- Title: Financials drag on Dow, S&P 500; tech shines
- Date: 16th November 2016
- Summary: NEW YORK, NEW YORK, UNITED STATES (NOVEMBER 16, 2016) (REUTERS) (SOUNDBITE) (English) HIGHTOWER LCK WEALTH MANAGEMENT CEO LAURIE KAMHI, SAYING: "I'm not concerned. It would be a healthy retracement if there was some profit taking now because the sectors that rallied in the last week and a half were the worst performing sectors just a few months ago. "
- Embargoed: 1st December 2016 21:48
- Keywords: Dow stocks markets NYSE Trump trading banks financials sectors rally Laurie Kamhi
- Location: NEW YORK CITY, NEW YORK, UNITED STATES
- City: NEW YORK CITY, NEW YORK, UNITED STATES
- Country: USA
- Topics: Economic Events,Equities Markets
- Reuters ID: LVA00258P3NV1
- Aspect Ratio: 16:9
- Story Text: The S&P 500 closed lower and the Dow ended a seven-day rally on Wednesday (November 16) as financial stocks fell but gains in technology stocks helped Nasdaq end the day higher.
U.S. stocks had been on a tear since the real estate developer's surprise victory in the Nov. 8 U.S. presidential election. The Dow had closed higher for the previous seven sessions, with the last four at record levels.
The S&P financial sector ended its own seven-day rally with a 1.4 percent decline. Both the Dow and S&P pared losses in choppy afternoon trading.
The Dow Jones industrial average closed down 54.92 points, or 0.29 percent, to 18,868.14, the S&P 500 lost 3.45 points, or 0.16 percent, to 2,176.94 and the Nasdaq Composite added 18.96 points, or 0.36 percent, to 5,294.58.

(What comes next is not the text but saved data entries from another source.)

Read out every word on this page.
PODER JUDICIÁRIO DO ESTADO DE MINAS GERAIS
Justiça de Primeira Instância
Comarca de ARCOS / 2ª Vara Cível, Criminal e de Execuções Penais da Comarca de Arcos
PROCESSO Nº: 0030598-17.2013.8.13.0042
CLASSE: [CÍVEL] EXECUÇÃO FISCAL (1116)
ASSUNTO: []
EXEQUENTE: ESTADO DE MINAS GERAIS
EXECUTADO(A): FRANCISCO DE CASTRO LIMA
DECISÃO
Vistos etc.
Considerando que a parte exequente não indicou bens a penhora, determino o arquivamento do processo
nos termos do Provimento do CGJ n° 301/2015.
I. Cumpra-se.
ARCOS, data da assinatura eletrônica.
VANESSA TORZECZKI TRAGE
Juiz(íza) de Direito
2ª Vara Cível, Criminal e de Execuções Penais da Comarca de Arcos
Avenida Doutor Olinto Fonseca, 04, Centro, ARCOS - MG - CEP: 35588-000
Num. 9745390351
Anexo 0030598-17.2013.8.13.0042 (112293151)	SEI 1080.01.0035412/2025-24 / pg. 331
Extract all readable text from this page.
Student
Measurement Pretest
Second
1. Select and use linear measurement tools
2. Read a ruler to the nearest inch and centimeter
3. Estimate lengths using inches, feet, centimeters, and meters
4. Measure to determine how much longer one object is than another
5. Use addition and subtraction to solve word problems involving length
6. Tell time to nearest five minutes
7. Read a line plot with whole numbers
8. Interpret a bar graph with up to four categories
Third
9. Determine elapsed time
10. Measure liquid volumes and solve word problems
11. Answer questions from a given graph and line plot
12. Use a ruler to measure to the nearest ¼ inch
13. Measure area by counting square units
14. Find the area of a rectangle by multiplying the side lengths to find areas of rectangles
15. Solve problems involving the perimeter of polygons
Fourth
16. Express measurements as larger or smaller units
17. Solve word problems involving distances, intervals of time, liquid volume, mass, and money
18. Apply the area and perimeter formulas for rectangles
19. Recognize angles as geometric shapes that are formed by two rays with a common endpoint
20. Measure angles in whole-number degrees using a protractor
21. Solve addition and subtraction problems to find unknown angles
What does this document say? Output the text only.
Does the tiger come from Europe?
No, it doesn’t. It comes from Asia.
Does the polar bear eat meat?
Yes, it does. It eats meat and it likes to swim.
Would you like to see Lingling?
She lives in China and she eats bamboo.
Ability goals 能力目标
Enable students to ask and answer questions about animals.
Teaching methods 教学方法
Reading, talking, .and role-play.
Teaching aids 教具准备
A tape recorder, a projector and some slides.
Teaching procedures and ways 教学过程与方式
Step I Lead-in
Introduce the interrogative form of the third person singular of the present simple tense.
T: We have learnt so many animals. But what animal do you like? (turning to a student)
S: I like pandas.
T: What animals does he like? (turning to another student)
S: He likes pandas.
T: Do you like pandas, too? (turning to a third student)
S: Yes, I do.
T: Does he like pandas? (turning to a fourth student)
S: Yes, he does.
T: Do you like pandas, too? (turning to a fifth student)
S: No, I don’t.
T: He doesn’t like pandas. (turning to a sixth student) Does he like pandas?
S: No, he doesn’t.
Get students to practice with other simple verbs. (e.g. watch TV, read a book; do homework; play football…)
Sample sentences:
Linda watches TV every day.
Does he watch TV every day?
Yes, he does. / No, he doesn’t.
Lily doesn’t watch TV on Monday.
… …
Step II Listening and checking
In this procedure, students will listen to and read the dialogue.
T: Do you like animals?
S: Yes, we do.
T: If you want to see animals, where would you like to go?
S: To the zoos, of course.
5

Investors were still looking for clarity on how much of Trump's campaign promises will become a reality, while preparing for higher interest rates and inflation.
Trump's proposals to cut taxes and raise infrastructure spending are seen boosting economic activity and inflation, while any dismantling of foreign trade agreements or imposition of import tariffs would be expected to hurt the U.S. economy.
While S&P financial stocks slipped on Wednesday they were still 9.3 percent above their pre-election levels as investors are betting on higher interest rates and lighter regulation helping that sector. JPMorgan's 2.5 percent drop to $77.40 weighed the most on the sector.